To which he replied, “What a wonderful problem to have.”
Well, here we are, seventeen years later, and it’s still a wonderful problem to have. The 15% bonus never really caught fire, but we do get an annual $5150, double for those who teach in high-needs schools. The wonderful problem, of course, is that there’s so many of us. Those seven NBCTs have swelled to over eight thousand, which is wonderful, but the price tag for those bonuses has swelled to over $50 million, which is kind of a problem.
To solve this wonderful problem we’ve decided to have our third NBCT Policy Summit, an event which brings NBCTs together, along with stakeholders from the Legislature and various state boards. It’s scheduled for November 19th in SeaTac.
Why a Policy Summit and why now? Three reasons:
First of all, you’re probably aware that Washington’s education funding situation is a work in progress. If our students are lucky, this could be the year when our legislature finally figures out how to provide an equitable way to fund all schools.

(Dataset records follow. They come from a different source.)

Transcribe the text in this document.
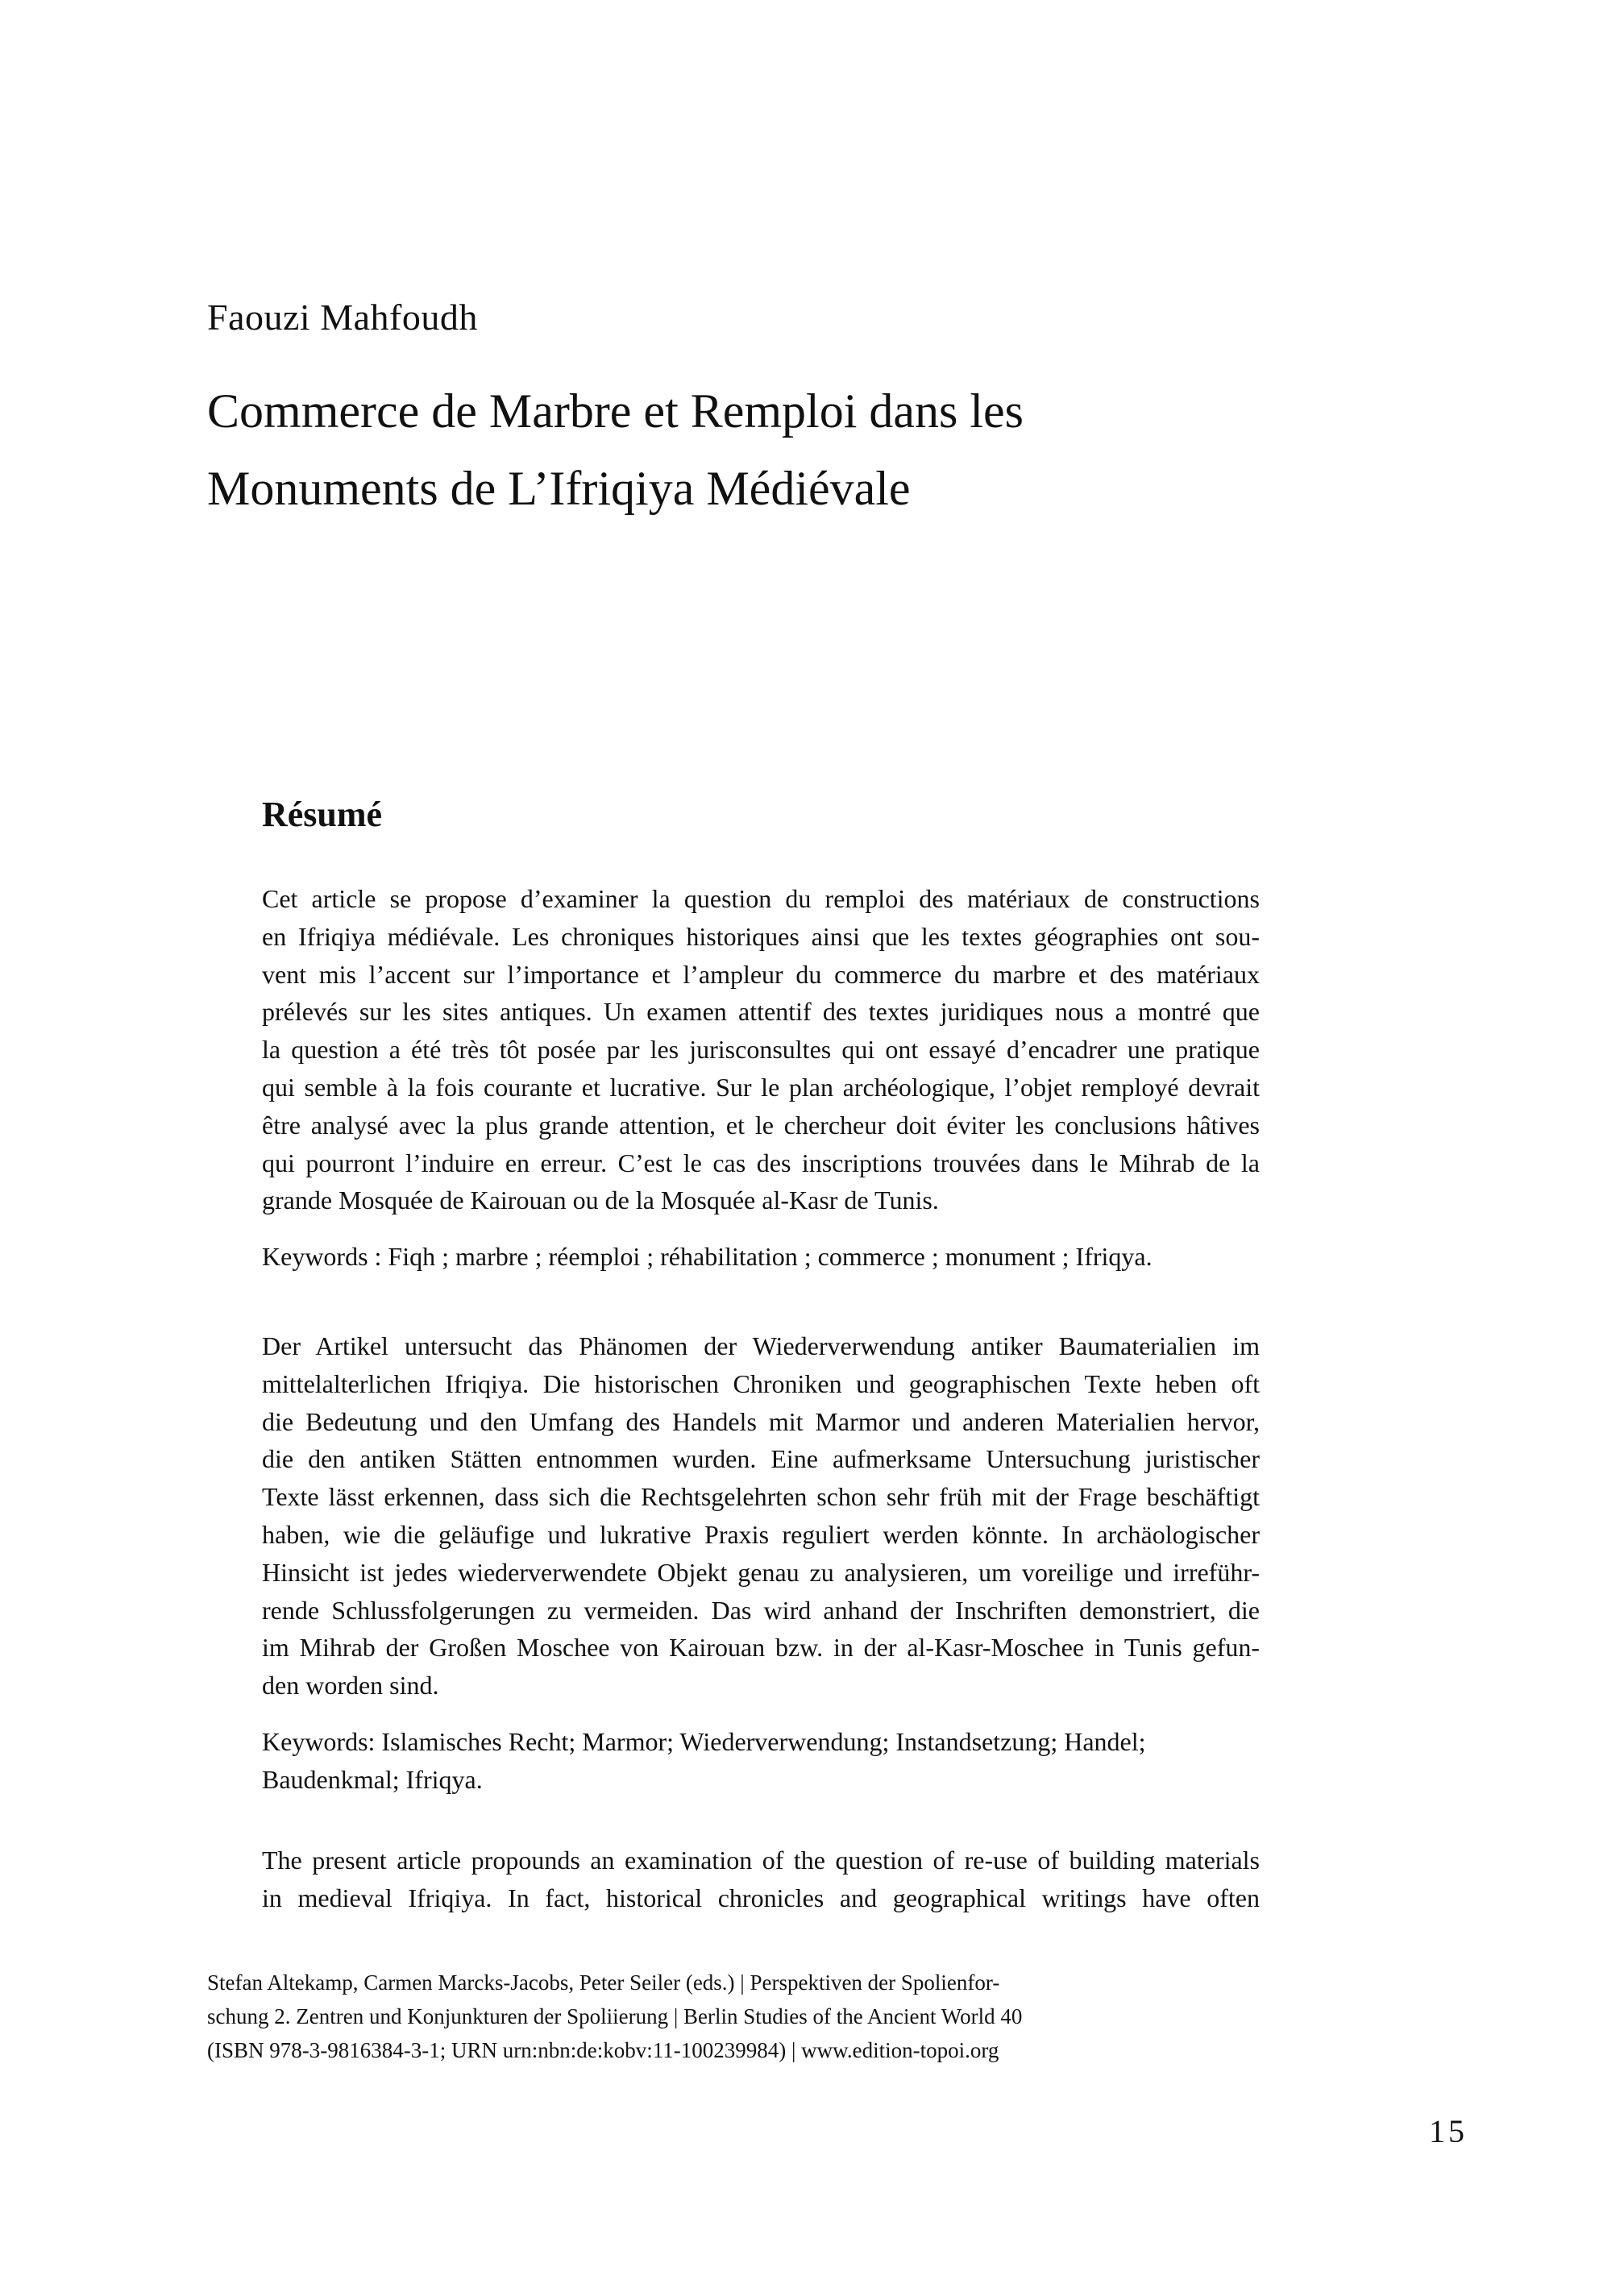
Faouzi Mahfoudh
Commerce de Marbre et Remploi dans les
Monuments de L’Ifriqiya Médiévale
Résumé

Cet article se propose d’examiner la question du remploi des matériaux de constructions
en Ifriqiya médiévale. Les chroniques historiques ainsi que les textes géographies ont sou-
vent mis l’accent sur l’importance et l’ampleur du commerce du marbre et des matériaux
prélevés sur les sites antiques. Un examen attentif des textes juridiques nous a montré que
la question a été très tôt posée par les jurisconsultes qui ont essayé d’encadrer une pratique
qui semble à la fois courante et lucrative. Sur le plan archéologique, l’objet remployé devrait
être analysé avec la plus grande attention, et le chercheur doit éviter les conclusions hâtives
qui pourront l’induire en erreur. C’est le cas des inscriptions trouvées dans le Mihrab de la
grande Mosquée de Kairouan ou de la Mosquée al-Kasr de Tunis.

Keywords : Fiqh ; marbre ; réemploi ; réhabilitation ; commerce ; monument ; Ifriqya.

Der Artikel untersucht das Phänomen der Wiederverwendung antiker Baumaterialien im
mittelalterlichen Ifriqiya. Die historischen Chroniken und geographischen Texte heben oft
die Bedeutung und den Umfang des Handels mit Marmor und anderen Materialien hervor,
die den antiken Stätten entnommen wurden. Eine aufmerksame Untersuchung juristischer
Texte lässt erkennen, dass sich die Rechtsgelehrten schon sehr früh mit der Frage beschäftigt
haben, wie die geläufige und lukrative Praxis reguliert werden könnte. In archäologischer
Hinsicht ist jedes wiederverwendete Objekt genau zu analysieren, um voreilige und irreführ-
rende Schlussfolgerungen zu vermeiden. Das wird anhand der Inschriften demonstriert, die
im Mihrab der Großen Moschee von Kairouan bzw. in der al-Kasr-Moschee in Tunis gefun-
den worden sind.

Keywords: Islamisches Recht; Marmor; Wiederverwendung; Instandsetzung; Handel;
Baudenkmal; Ifriqya.

The present article propounds an examination of the question of re-use of building materials
in medieval Ifriqiya. In fact, historical chronicles and geographical writings have often

Stefan Altekamp, Carmen Marcks-Jacobs, Peter Seiler (eds.) | Perspektiven der Spolienfor-
schung 2. Zentren und Konjunkturen der Spoliierung | Berlin Studies of the Ancient World 40
(ISBN 978-3-9816384-3-1; URN urn:nbn:de:kobv:11-100239984) | www.edition-topoi.org

15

But that’s going to involve a close look by those people at everything we spend on education in this state. Including the National Board bonus, which has become a serious amount of money.
Furthermore, that amount has hit something of a false plateau. That’s because the NatIonal Board revised its assessment process two years ago, so there’s been virtually no new NBCTs for the past two years and won’t be for another year, when candidates are finally able complete the whole process. However, we’ve got over 2,000 candidates in the pipeline and if most of them certify and a lot of them teach in high-needs schools, that $50 million could nearly double, resulting in some serious sticker-shock.
Finally, ProTeach, the default second-tier certification in our state, has been taking some heat of late. Teachers who have gone through it seem to have a dim view of the whole process, to the point where representatives at the most recent WEA RA voted to have the union look into getting rid of ProTeach. That would leave National Board Certification as our only second tier certification, something it was never designed to be.
So there’s some serious problems to solve. And we need your help. By now, if you’re an NBCT in Washington you’ve receive multiple emails inviting you to the summit.
Answer one of them.
We need your help figuring out what the future of National Board certification in Washington – including the bonus – will look like.
We’ve got a wonderful problem to solve.